I have an app that uses a handful of GenServers and GenStage modules that communicate via PubSub and regular old Kernel.send/2
. Over the weekend, we gave it a chunk of work to chew through. We had previously given it smaller chunks of work, and things had been going great – we checked the dials, verified side-effects, and we were increasing the work load. But this weekend the processed was killed. There wasn’t much in the EC2 logs, just a few lines before it shut down and restarted:
Killed
heart: Mon Oct 25 11:06:01 2021: Erlang has closed.
heart: Mon Oct 25 11:06:01 2021: Wait 5 seconds for Erlang to terminate nicel
heart: Mon Oct 25 11:06:01 2021: Executed "/home/foo/bin/foo daemon" -> 0. Terminating.
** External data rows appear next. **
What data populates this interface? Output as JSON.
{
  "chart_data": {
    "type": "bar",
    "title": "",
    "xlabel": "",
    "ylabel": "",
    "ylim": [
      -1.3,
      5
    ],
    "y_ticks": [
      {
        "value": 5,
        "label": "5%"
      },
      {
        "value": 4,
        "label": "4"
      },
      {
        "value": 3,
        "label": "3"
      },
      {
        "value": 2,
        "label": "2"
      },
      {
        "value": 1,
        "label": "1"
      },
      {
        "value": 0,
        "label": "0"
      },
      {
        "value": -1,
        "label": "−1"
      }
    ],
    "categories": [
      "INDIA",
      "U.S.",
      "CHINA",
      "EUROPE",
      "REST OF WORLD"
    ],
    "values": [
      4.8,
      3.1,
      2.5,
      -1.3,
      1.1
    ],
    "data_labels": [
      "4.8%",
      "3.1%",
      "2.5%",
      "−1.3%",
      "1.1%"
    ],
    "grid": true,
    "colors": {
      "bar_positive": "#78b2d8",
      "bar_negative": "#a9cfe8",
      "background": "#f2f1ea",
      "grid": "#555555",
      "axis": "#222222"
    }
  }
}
It’s running as a built release as a service. I thought maybe the culprit was too many messages in the GenStage buffers – we defined a max buffer_size
of 5_000_000
, but from my experiments, when that overflows, messages get logged, and we had no warning. I checked the EC2 logs around the event, and nothing interesting preceded it or followed it… it seemed like the regular pitter-patter that has been going on in that log file.
I discovered this blog post and it looks interesting, but I still don’t see any evidence of one process killing another. Thanks for any ideas!